The workhouse. Tess. Cat reads the letter again, heart sinking, feeling like lead in her chest. She shuts her eyes, and bunches her hand into a fist, the paper creasing and cutting into her. How could he do it? The Gentleman, with all his bluff good humour and progressive ideas. He must have known that without Cat there Tess would have kept herself quiet and well behaved. He must have known that put out of her job with no reference, there were only two places that the orphaned girl would end up. Either earning money on her back, or in the poorhouse. The injustice of it burns in the back of Cat’s throat like bile. At that moment, in spite of anything else, she hates him. Tess, just a baby still, given a choice like that. She would never have turned harlot. She was scared of men; still thought one day a handsome prince with gentle hands and a love of poetry would take a shine to her and marry her for her golden curls and her soft white body. And who knows – it might have happened one day. A tradesman or professional caller of some kind, rather than a prince; but still. Not now. Nothing for her now but endless toil and rat-eaten bread, and the stink of the
old and infirm kept in damp rooms with nobody to help them. How she hates him!

Cat didn’t realise, when she was released early from gaol, that it meant she wouldn’t see Tess again. Cat was released ten days before her two months were up, with her chest consumed by infection, her skin drawn tight over her bones, her hair shorn away and her lips cracked, weeping blood whenever she spoke. The WSPU sent a welcoming committee to collect her and two other girls released that day, freed before their time because they were fading fast and the government did not want to create martyrs.
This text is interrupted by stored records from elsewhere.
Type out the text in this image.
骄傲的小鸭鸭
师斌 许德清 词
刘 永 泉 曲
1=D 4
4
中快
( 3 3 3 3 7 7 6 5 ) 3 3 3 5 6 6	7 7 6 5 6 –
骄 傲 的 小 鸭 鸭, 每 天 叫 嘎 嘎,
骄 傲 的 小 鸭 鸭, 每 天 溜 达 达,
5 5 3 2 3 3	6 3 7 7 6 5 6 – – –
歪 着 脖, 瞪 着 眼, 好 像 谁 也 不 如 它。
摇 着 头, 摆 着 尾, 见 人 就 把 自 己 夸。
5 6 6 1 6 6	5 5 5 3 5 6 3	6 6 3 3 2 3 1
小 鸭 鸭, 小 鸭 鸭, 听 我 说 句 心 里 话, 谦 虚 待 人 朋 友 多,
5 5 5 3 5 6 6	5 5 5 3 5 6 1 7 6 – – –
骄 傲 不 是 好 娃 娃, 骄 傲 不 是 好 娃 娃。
They were taken in a cab to a meeting hall, where a reception breakfast was laid out for them, and speeches made in praise of their bravery. It was only these speeches that kept Cat from sobbing with relief, and with pain, the whole time. She kept a check on herself by saying nothing – keeping her ruined lips tight together other than to murmur thanks when her Holloway medal was pinned to her collar.

She could not touch the food they had prepared. The other girls did – one picking politely at the sandwiches and slices of pie and fruit, the other tearing into it, so quick and frantic that she made herself choke. The women urged Cat to eat, to start rebuilding her strength. They even brought out a mug of broth after she’d turned down everything else. Cat tried a sip but could not swallow it, and in the end she spat it back into the cup, as carefully as she could. In an extravagant gilt mirror hanging at one end of the room, she caught sight of herself. A pale, ragged spectre, with scabs around her mouth, bruises on her neck and wrists. Her clothes hung from her bony frame, her scalp was an ugly grey where it was visible around her hat. As they bustled around her, the women of the welcoming committee looked like round, glossy birds; plump partridges or doves with their billowing chests and bright, cheerful eyes. Cat stared at her reflection, and hardly knew herself.

Later, they took her back to Broughton Street, and then The Gentleman took her straight to see his own doctor. The first and
only time she rode with him in his motor car. Dazed and exhausted as she was, still the novelty of riding in a self-propelled carriage was not lost on her. But it was only afterwards, when Tess was still serving her sentence and Cat was told a new position had been found for her in the countryside, that Cat realised she might not see her friend again, might have no chance to make amends. On the day she left London she was taken by bus to Paddington. Mrs Heddingly rode with her to be sure she caught the train, and tears streamed from Cat’s eyes to drip unheeded from her chin.